Segundo ele, o município tem ampliado significativamente a estrutura de atendimento, especialmente na Clínica Maroto, que deixou de funcionar apenas como ambulatório e passou a operar como unidade de urgência, contando com mais de sete médicos, sala de estabilização e grande volume diário de atendimentos.
Além disso, a rede municipal conta com equipes da saúde da família atuando na própria unidade e em outras localidades, somando centenas de atendimentos por dia.

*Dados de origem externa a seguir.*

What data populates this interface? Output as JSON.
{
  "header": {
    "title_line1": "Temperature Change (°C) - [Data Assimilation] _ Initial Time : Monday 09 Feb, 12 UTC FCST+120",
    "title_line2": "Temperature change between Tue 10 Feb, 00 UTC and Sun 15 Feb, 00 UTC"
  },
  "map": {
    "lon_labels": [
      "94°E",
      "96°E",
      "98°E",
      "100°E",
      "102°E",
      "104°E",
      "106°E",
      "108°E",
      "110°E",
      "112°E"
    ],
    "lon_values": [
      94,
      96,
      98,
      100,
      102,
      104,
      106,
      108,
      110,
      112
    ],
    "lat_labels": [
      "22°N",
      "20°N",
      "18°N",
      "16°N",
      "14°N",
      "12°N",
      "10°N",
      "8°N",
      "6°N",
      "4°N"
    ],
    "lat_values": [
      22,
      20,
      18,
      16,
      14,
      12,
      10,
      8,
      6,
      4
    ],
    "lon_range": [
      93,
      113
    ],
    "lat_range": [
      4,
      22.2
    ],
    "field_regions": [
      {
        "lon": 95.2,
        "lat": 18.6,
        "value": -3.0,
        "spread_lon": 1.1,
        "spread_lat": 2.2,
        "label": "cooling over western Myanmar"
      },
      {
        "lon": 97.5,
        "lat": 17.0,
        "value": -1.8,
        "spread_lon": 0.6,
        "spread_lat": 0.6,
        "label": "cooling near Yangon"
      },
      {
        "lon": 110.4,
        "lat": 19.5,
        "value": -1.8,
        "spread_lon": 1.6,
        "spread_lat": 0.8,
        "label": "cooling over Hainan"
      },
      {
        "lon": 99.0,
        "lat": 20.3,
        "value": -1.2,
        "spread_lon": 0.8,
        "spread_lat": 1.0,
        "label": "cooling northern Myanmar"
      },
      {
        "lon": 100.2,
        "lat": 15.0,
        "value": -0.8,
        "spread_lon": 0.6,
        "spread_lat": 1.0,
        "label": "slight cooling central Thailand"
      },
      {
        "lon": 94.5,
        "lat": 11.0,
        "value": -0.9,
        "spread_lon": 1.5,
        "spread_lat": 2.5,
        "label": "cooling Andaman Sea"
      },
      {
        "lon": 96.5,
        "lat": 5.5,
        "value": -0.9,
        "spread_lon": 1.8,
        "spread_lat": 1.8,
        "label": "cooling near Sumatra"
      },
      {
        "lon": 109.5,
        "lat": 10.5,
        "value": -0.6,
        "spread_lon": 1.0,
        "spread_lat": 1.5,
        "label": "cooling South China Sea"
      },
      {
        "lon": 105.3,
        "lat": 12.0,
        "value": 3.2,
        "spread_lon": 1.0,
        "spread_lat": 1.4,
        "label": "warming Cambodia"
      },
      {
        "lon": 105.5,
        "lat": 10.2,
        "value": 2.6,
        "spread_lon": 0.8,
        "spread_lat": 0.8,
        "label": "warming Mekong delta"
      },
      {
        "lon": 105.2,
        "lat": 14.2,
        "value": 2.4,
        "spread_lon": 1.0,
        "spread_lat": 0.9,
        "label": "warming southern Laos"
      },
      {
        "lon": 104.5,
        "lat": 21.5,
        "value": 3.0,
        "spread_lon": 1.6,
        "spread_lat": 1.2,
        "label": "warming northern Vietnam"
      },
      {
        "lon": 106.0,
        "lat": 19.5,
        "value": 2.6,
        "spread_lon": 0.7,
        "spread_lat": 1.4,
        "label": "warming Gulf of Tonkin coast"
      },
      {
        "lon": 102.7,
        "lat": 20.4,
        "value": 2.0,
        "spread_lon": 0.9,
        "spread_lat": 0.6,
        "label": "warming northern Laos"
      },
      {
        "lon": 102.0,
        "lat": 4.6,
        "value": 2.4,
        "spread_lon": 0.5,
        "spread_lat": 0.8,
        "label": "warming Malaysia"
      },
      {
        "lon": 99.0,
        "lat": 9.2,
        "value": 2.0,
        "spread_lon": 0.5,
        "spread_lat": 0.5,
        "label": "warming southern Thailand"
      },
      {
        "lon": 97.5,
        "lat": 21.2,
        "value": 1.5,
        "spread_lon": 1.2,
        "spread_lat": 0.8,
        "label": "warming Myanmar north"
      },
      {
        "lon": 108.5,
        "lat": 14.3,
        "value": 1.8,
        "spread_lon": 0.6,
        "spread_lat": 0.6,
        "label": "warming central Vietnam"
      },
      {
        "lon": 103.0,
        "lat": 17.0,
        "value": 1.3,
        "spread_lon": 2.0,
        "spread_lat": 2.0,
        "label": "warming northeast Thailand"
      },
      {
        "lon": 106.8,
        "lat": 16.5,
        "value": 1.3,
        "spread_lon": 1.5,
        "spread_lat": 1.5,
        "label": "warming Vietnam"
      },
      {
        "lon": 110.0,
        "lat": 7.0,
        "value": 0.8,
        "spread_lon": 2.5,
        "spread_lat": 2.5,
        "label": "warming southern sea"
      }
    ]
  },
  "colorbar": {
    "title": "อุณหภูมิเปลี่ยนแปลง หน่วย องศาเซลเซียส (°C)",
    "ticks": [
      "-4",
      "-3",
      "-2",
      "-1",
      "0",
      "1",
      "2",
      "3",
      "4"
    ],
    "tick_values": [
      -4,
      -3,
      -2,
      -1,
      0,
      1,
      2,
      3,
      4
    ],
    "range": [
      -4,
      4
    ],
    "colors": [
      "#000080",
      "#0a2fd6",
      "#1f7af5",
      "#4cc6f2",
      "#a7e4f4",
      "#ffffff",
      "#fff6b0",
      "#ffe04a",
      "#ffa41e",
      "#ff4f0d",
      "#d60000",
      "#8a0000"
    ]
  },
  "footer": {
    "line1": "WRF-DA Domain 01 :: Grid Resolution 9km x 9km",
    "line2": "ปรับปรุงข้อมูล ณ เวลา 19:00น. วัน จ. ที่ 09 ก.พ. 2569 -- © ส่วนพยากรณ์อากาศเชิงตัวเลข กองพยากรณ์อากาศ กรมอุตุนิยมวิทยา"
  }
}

Outra unidade também foi reestruturada para funcionar como urgência 24 horas, ampliando ainda mais a capacidade de assistência à população.
O secretário destacou que, somando atendimentos de urgência, atenção básica e serviços ambulatoriais, o município chega a registrar números expressivos diariamente, superando, em alguns casos, 300 atendimentos apenas em uma unidade.
Sobre a greve no hospital universitário, o gestor ressaltou que a unidade não é administrada pelo município, sendo vinculada à Universidade Federal de Sergipe e gerida pela Empresa Brasileira de Serviços Hospitalares, o que afasta qualquer responsabilidade direta da Prefeitura sobre a situação.
Ele também pontuou que o hospital funciona em regime de porta aberta, recebendo pacientes de diversas regiões, e que é necessário que cada esfera da saúde cumpra seu papel para garantir o bom funcionamento do sistema como um todo.